Котелок закипел и погода тиха,
Обдает ароматом округу уха.
Ты, старушка-речушка, со мной говори,
Буду слушать тебя от зари до зари.

* * *
Крестьянский дом у самой кромки леса.
К крыльцу бежит тропинка вдоль реки.
Зима в разгаре – все вокруг белесо
И щеголяют в шубах мужики.
Залетный ветер наст от пыли чистит,
Гремит вдоль окон мерзлое белье.
Но роща мне милей – в зеленых листьях.
И неприятна нагота ее.

* * *
Как шумит к ледоставу шуга!
что с рекой замерзающей делает?
Пролегли в побережье снега –
Мертвый пух – ослепительно-белые.
Первый шаг молодильной зимы,
А сугроб докатился до цоколя.
И в шубейке, обуто в пимы,
Санки катит дитя краснощекое.

В ЗИМНЕМ ЛЕСУ
Справа следы и слева,
Солнце, сугроб, сосна,
Синий очесок неба,
Стылая тишина.
Соболь на ствол не вскочит,
Филин не закричит.
Лес оживает ночью,
Днем он, как будто спит.
Взвился у старой елки
Ветер-юнак — вихраст.
Ночью загнали волки
Лося на хрупкий наст.
Старый больной сохатый
Брел в свой привычный мир…
Вижу — рога-лопаты,
Шкуру вороний пир…
Справа следы и слева.
Солнце, сугроб сосна,
Синий очесок неба,
Стылая тишина.

* * *
Все чаще сны приходят не благие.
То взрыв, то мчит на Север самолет,
А может, то не сны, а ностальгия
Мне жить на белом свете не дает?

О камни бьется работяга-Бия,
Кипя, навстречу ей Катунь идет…
Хоть на Алтае жизнь теперь — не мед,
Себя все чаще вижу на Оби я.

Великая сибирская река,
Как от меня ты нынче далека!
Нет, это я теперь живу вдали

И не в снегах, а в зное и в пыли.
Со счета сбился: сколько же морей
Лежит меж мной и родиной моей.

* * *
Я много лет выращивал сосну,
Она была моей святой мечтою.
И перед тем, как отойти ко сну,
Я любовался дивной красотою.

Бывало, тонкий ствол слегка качну,
Как засверкают иглы надо мною –
Под желтым солнцем или под луною
Я видел кроны пышную копну.

Готовил дом для добродушных птиц –
Для жаворонков, зябликов, синиц…
И выросла огромная сосна

Раскидиста, красива и мощна.
Но нет мне от нее приятных дней:
Горластый ворон свил гнездо на ней.
* * *
Как я любил купать в реке коней!
Или скакать охлюпкою по ней.
Какая радость!
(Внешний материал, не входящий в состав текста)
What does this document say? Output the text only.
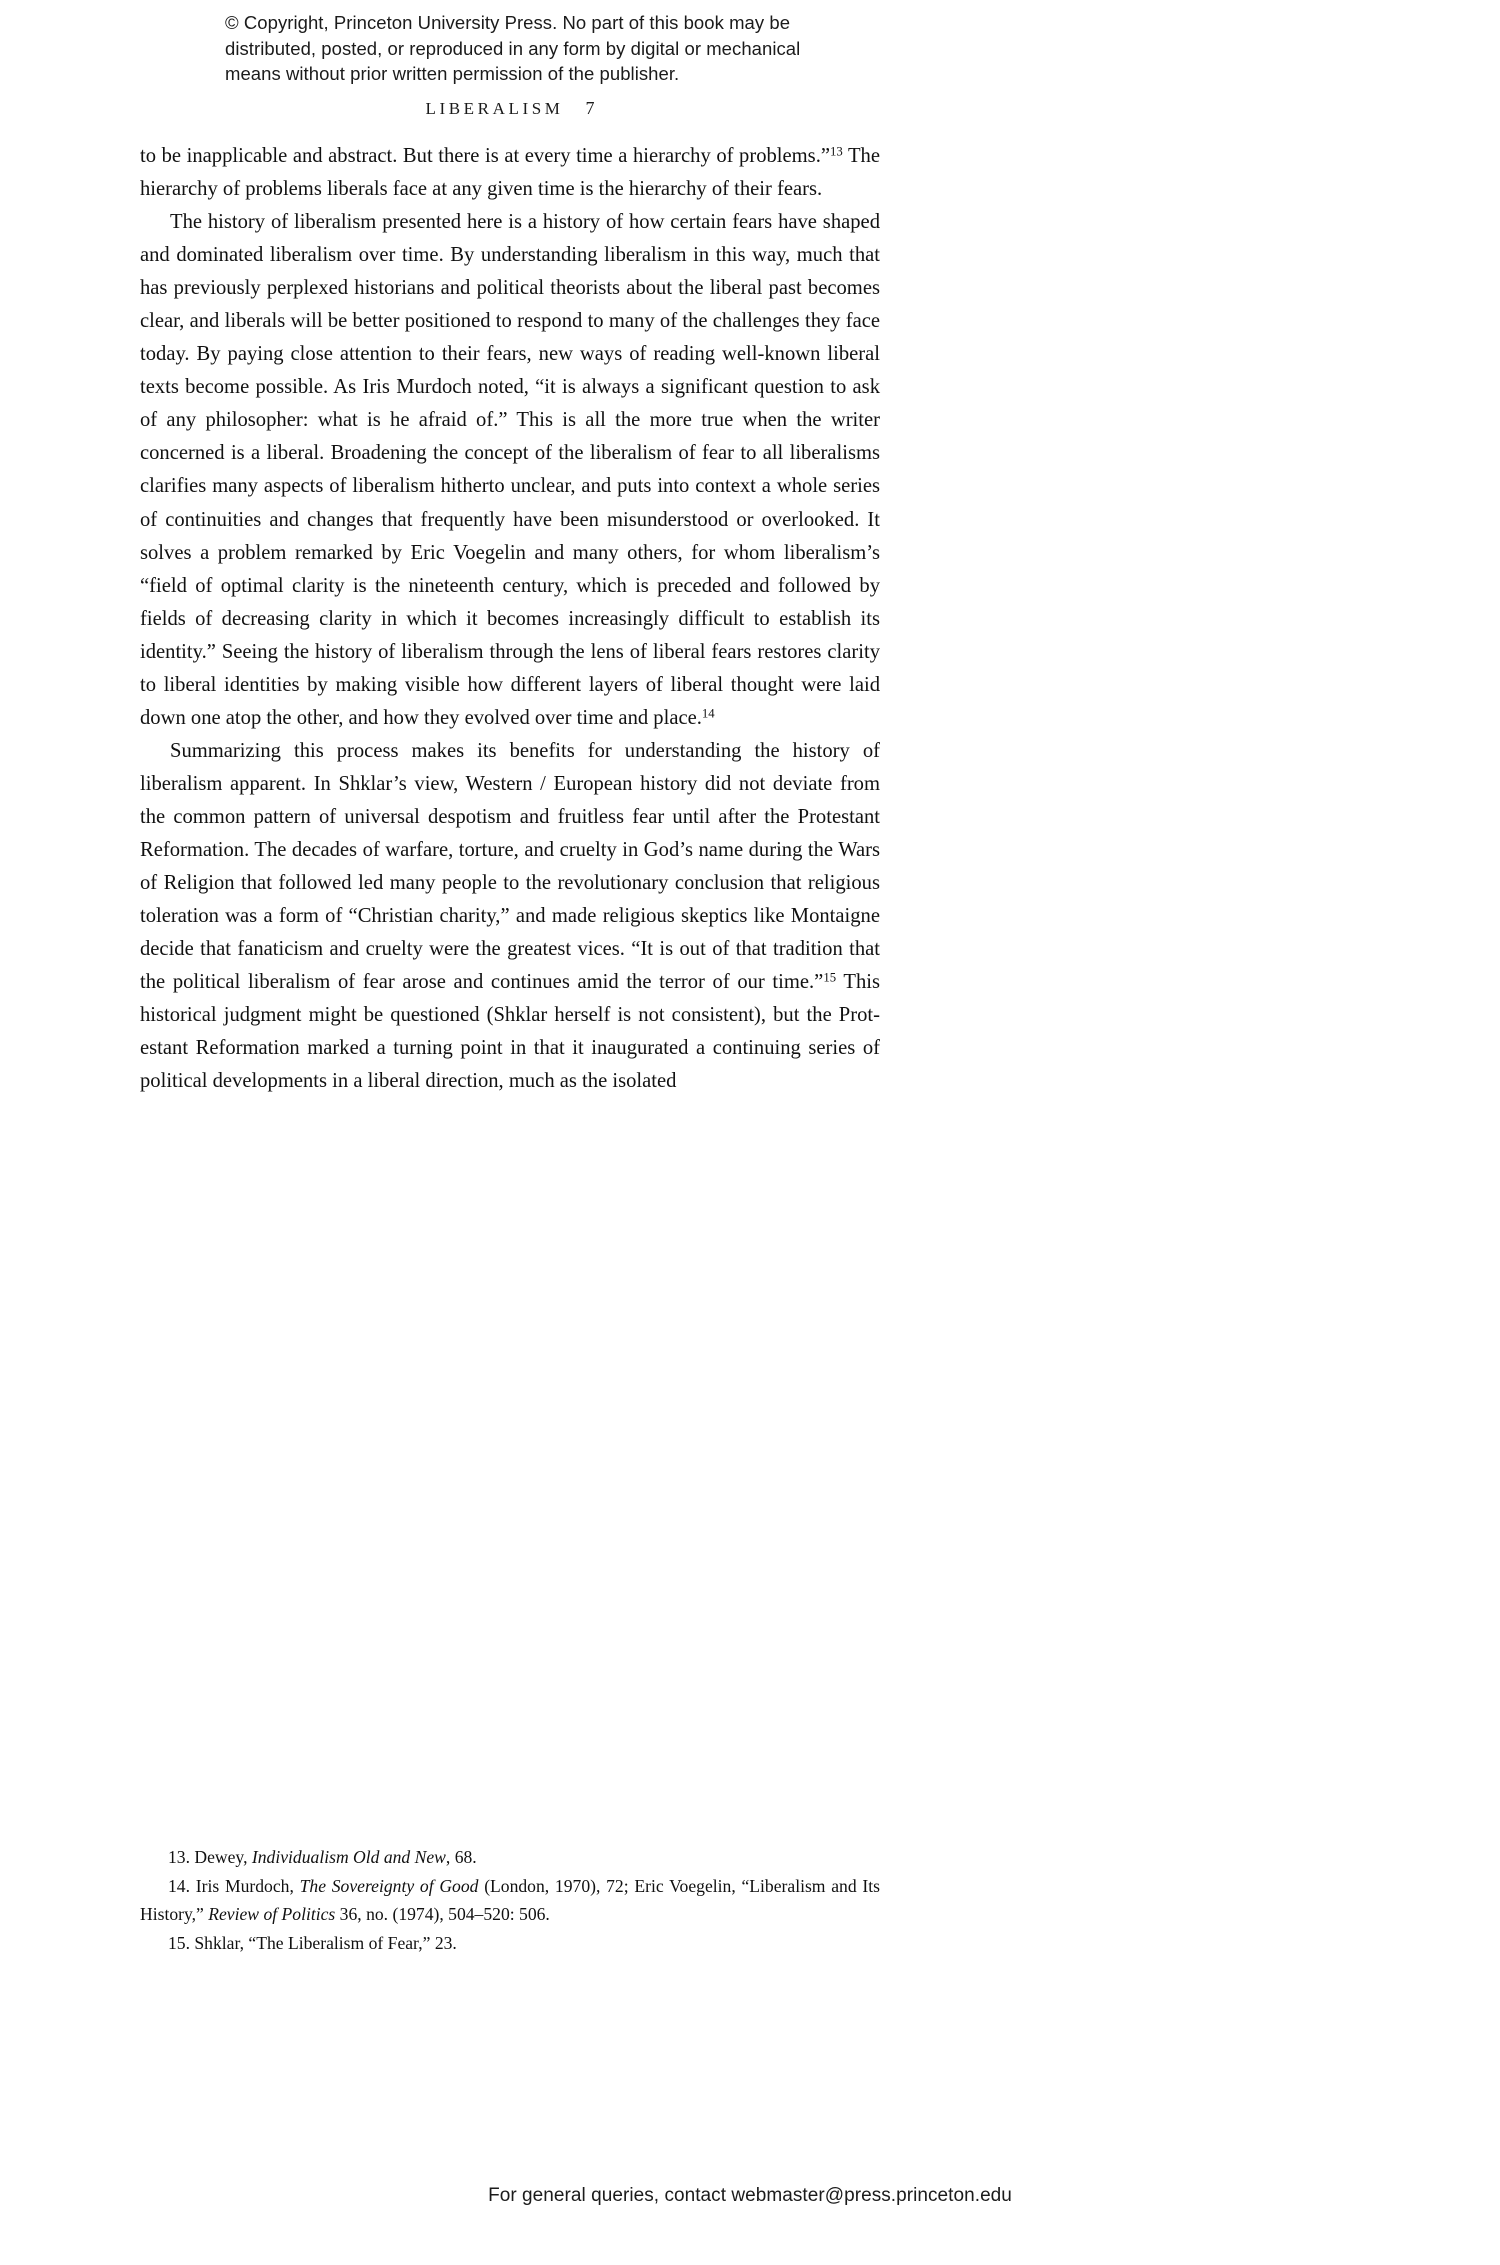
© Copyright, Princeton University Press. No part of this book may be
distributed, posted, or reproduced in any form by digital or mechanical
means without prior written permission of the publisher.
LIBERALISM 7

to be inapplicable and abstract. But there is at every time a hierarchy of problems.”$^{13}$ The hierarchy of problems liberals face at any given time is the hierarchy of their fears.

The history of liberalism presented here is a history of how certain fears have shaped and dominated liberalism over time. By understanding liberalism in this way, much that has previously perplexed historians and political theorists about the liberal past becomes clear, and liberals will be better positioned to respond to many of the challenges they face today. By paying close attention to their fears, new ways of reading well-known liberal texts become possible. As Iris Murdoch noted, “it is always a significant question to ask of any philosopher: what is he afraid of.” This is all the more true when the writer concerned is a liberal. Broadening the concept of the liberalism of fear to all liberalisms clarifies many aspects of liberalism hitherto unclear, and puts into context a whole series of continuities and changes that frequently have been misunderstood or overlooked. It solves a problem remarked by Eric Voegelin and many others, for whom liberalism’s “field of optimal clarity is the nineteenth century, which is preceded and followed by fields of decreasing clarity in which it becomes increasingly difficult to establish its identity.” Seeing the history of liberalism through the lens of liberal fears restores clarity to liberal identities by making visible how different layers of liberal thought were laid down one atop the other, and how they evolved over time and place.$^{14}$

Summarizing this process makes its benefits for understanding the history of liberalism apparent. In Shklar’s view, Western / European history did not deviate from the common pattern of universal despotism and fruitless fear until after the Protestant Reformation. The decades of warfare, torture, and cruelty in God’s name during the Wars of Religion that followed led many people to the revolutionary conclusion that religious toleration was a form of “Christian charity,” and made religious skeptics like Montaigne decide that fanaticism and cruelty were the greatest vices. “It is out of that tradition that the political liberalism of fear arose and continues amid the terror of our time.”$^{15}$ This historical judgment might be questioned (Shklar herself is not consistent), but the Protestant Reformation marked a turning point in that it inaugurated a continuing series of political developments in a liberal direction, much as the isolated

13. Dewey, Individualism Old and New, 68.

14. Iris Murdoch, The Sovereignty of Good (London, 1970), 72; Eric Voegelin, “Liberalism and Its History,” Review of Politics 36, no. (1974), 504–520: 506.

15. Shklar, “The Liberalism of Fear,” 23.

For general queries, contact webmaster@press.princeton.edu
О, какая жизнь!
За гриву расплетенную держись!
И не нужны ни плеть, ни удила —
Лети, куда лихая понесла.
Лихая же несла на глубину,
Не думалось о том, что утону.
Пускай вода в реке встает стеной —
Конь непременно выплывет со мной…
Сияют звезды — фонари в ночи!
По всей реке разбрызганы лучи.
О, эти звезды! В свете их огней
Я так любил купать в реке коней!

ПОЛЯ
Конец зиме. По настовому полю,
Забегали опять перепела.
И в сапогах на босу ногу Поля,
Шатаясь, шла. Слегка перепила.
Расхристана, вальяжная походка –
Полинка – с непокрытой головой.
Дебелая красавица-молодка,
Что в двадцать лет уже была вдовой.
Отчаянно плясала среди выжиг
На вечеринках, на краю села.
И называли вдовушку бесстыжей,
А ведь она бесстыжей не была.
Подгнили на избе ее стропила,
Но некому сменить, иль укрепить.
И Поля в водке горюшко топила:
В воде его никак не утопить.
У ней – почтарки находилась сила,
Жить в той беде виновной без вины:
По избам «похоронки» разносила
Еще, быть может, год после войны.

* * *
Какой тебе от кипятка навар?!
Над травами проколдовал весь день я.
Вот замурлыкал песню самовар,
Я так люблю его святое пенье!
Парок окна коснулся невзначай,
Оно тотчас же стало мутноватым.
И все заполонил таежный чай
Неповторимым мятным ароматом.
Кто с нами пьет, тот знает, почему
Мы возле самовара не скучаем.
Ни пиво нам, ни водка ни к чему,
Когда весь дом благоухает чаем.
Какой тебе от кипятка навар?!

ПРЕДЗИМЬЕ
Оборвав последний лист калины,
Ветер зло освистывал тайгу.
Раненная песней лебединой,
Умирала осень на лугу.
Так унылы северные дали
По холодной и сырой поре!
Все колки, все горы ожидали
Смены власти в хмуром октябре.
Не привязана к конкретной дате,
Задержалась по пути зима.
Но не ждал ее трудяга-дятел —
Гулко добывал себе корма.
Он в своей юдоли понял что-то!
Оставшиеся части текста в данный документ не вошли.